Shoot First, Claim Self-Defense Later

Jeffrey Bellin, law professor at SMU's Dedman School of Law, is attributed in a on opinion piece about the Stand-Your-Ground law as it relates to the Sandford, Florida, shooting of Trayvon Martin.

By Andrew Rosenthal

In late February, 28-year-old George Zimmerman called 911 to report that a “real suspicious guy” was walking down the street in Sanford, Fla. He decided to follow the “suspicious guy,” and later that night Mr. Zimmerman shot and killed him with a 9 mm handgun. The “suspicious guy” was a black 17-year-old named Trayvon Martin. He was unarmed, carrying only a bag of Skittles, a can of iced tea and a cellphone.
 
Mr. Zimmerman claimed he was acting in self-defense, and the local police decided not to arrest him, provoking outrage from many corners. The state attorney’s office for Brevard and Seminole Counties announced Tuesday that a grand jury will examine the incident next month, and the Justice Department is conducting its own investigation, as it should.
 
The idea that Mr. Zimmerman feared for his life seems ridiculous. Why did he find a teenager walking down the street suspicious?  OK, that was a rhetorical question. He found him suspicious because he was black. (This is a classic walking-while-black case.) If Mr. Zimmerman felt threatened, why did he follow Mr. Martin? Why didn’t he stay put, as the police dispatcher advised him to do?

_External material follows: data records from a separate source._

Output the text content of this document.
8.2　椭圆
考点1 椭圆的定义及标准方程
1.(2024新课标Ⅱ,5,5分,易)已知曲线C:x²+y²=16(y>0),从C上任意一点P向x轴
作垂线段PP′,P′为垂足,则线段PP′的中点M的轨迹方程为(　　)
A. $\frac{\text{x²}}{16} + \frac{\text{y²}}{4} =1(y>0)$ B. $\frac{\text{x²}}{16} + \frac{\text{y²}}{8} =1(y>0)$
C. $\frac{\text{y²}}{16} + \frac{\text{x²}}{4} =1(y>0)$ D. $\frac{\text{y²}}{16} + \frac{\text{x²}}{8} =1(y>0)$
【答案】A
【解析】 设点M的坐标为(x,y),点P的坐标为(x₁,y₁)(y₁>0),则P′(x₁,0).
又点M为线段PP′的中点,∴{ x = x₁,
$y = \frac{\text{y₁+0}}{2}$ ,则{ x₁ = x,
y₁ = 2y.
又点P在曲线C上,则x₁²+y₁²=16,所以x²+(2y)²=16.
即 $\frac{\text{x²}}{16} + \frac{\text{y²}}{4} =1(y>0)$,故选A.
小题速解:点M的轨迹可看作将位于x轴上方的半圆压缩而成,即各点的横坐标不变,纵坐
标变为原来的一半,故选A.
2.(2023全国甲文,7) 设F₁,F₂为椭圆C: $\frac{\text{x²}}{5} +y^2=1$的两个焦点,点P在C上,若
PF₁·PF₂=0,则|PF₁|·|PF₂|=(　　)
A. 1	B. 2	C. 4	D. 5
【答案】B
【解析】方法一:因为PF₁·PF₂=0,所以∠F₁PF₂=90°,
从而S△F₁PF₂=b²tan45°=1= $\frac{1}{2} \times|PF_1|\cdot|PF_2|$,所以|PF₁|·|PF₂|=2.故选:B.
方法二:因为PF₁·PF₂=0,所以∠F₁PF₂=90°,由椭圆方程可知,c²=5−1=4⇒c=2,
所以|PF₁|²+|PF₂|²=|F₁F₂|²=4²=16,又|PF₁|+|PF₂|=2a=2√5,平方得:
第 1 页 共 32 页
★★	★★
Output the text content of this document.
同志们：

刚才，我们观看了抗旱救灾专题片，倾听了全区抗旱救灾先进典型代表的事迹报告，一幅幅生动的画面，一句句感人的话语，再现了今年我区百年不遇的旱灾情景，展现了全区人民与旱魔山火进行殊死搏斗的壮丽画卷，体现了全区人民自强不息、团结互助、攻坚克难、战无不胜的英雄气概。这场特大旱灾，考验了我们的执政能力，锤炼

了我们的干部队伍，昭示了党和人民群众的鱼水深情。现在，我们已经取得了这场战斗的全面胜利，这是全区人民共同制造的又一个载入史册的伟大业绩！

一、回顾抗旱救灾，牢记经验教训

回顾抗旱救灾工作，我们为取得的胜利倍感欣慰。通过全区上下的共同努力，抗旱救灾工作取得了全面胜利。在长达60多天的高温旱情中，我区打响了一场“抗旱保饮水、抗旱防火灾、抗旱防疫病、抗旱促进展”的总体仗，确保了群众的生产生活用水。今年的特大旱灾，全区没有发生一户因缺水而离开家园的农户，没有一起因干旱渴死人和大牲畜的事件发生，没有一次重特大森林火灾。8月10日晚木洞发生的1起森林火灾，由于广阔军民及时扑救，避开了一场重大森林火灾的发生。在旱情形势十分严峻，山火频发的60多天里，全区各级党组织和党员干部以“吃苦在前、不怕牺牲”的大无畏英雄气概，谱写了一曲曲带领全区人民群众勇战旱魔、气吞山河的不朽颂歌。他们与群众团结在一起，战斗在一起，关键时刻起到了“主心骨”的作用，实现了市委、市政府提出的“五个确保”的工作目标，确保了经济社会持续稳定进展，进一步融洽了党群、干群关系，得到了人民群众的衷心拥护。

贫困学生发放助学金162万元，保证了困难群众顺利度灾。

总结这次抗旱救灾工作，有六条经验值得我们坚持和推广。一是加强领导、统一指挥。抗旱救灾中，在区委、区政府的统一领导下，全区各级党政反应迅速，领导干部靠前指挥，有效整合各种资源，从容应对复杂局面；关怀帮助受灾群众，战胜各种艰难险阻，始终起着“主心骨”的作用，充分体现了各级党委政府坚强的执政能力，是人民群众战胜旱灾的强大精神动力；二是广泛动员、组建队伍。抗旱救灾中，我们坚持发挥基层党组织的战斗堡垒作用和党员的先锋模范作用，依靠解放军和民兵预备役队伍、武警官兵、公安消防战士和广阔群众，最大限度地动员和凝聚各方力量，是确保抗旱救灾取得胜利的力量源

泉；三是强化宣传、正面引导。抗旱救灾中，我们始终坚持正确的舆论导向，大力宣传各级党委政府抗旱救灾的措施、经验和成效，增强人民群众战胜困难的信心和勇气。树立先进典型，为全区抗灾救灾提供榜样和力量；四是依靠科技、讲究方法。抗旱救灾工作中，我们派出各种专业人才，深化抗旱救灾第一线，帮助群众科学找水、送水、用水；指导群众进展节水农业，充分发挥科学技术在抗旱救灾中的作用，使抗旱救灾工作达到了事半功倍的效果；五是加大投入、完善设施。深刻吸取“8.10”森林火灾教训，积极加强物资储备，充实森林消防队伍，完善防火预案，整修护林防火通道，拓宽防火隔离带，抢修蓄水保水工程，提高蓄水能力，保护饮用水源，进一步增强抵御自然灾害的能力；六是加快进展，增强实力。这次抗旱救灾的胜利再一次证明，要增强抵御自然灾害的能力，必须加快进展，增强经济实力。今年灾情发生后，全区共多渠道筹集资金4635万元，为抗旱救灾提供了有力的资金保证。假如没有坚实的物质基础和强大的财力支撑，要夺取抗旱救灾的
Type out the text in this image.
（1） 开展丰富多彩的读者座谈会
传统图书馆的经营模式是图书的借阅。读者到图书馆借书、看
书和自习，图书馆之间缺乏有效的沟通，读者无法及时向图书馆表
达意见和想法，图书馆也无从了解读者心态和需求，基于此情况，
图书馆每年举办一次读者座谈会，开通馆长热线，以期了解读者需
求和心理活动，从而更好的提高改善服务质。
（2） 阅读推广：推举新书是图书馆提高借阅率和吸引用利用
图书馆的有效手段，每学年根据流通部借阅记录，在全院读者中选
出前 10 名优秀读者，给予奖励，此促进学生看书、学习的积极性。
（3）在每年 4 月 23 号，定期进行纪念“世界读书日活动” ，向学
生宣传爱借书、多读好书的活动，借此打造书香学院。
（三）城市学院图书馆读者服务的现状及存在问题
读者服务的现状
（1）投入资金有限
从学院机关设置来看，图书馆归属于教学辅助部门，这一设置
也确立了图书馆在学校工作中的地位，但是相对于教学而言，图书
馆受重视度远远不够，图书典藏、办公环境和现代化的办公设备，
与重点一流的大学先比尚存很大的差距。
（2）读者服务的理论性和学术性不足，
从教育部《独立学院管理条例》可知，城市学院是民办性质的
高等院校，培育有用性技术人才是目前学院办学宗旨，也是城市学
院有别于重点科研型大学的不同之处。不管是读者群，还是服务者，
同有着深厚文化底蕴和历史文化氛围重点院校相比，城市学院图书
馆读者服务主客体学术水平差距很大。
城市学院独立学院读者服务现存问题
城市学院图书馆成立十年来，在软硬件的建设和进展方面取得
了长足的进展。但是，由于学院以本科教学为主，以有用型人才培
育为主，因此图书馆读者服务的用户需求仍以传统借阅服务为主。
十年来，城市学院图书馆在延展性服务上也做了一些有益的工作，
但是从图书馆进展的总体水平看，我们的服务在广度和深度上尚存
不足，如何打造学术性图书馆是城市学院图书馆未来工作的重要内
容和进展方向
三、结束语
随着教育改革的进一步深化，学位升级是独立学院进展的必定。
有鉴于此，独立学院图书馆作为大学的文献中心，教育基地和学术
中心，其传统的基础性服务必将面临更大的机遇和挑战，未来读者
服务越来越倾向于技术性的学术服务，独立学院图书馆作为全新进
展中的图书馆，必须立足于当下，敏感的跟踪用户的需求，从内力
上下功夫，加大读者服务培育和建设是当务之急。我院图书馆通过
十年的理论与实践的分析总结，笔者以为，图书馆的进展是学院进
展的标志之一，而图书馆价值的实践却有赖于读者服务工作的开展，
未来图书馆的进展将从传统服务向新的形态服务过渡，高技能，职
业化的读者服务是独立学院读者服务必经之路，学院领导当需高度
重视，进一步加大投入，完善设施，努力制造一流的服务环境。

He was, after all, nothing but an armed vigilante – not a police officer, not even a security guard, just a man who armed himself and went out looking for trouble.
 
What’s more ridiculous is that prosecutors may have a difficult time with the case, because Florida is a Stand Your Ground state. Stand Your Ground laws do away with the longstanding legal concept that there’s a “duty to retreat” – that the sane and sensible thing to do when confronted with a “suspicious” situation is to get the heck out of there. In Florida and a number of other states, if running for safety is an option you don’t have to take it. You can meet perceived danger with deadly force; and if you end up making a dodgy situation worse, you can fire your gun and claim self-defense. Then it’s up to the prosecution to disprove that claim.
 
As Jeffrey Bellin, a law professor at Southern Methodist University, told the Christian Science Monitor, “Even if you have suspicions about what motivated this, and you think there was a racial element and no justification for this shooting, the fact is he had no obligation to retreat under the law.”
 
I doubt the legislators who passed Stand Your Ground had this scenario in mind, or at least I hope not. Florida state Senator Oscar Brayon, who’s demanding hearings into the law, said: “I don’t think they planned for people who would go out and become vigilantes or be like some weird Batman who would go out and kill little kids like Trayvon.” Whatever their intentions, it’s becoming increasingly clear that Stand Your Ground provides too much cover for aggression. The Tampa Bay Times reported in 2010 that “justifiable homicides tripled after the law went into effect” and that it “has been invoked in at least 93 cases with 65 deaths.”
 
It took Fox News a while to get onto this story, but when it did, it identified the real victim – the National Rifle Association. On America Live, Trace Gallagher said: “the alleged gunman claim[ed] it was self-defense, and now anti-gun advocates say the 911 calls from some witnesses prove otherwise, and they’re using them as ammunition in a new attack on the National Rifle Association.” Later he added, “It’s important to point out that gun sales in this country have never been higher and the crime rate, says the FBI, is very low.”
 
I don’t think that’s important to point out at all, actually. Far more important is what Dan Gross, president of the Brady Campaign, said in a press release: “Trayvon’s life has been lost not because of an accident.” He lost his life because a man in a state with weak gun laws left his house with a 9mm, and used it.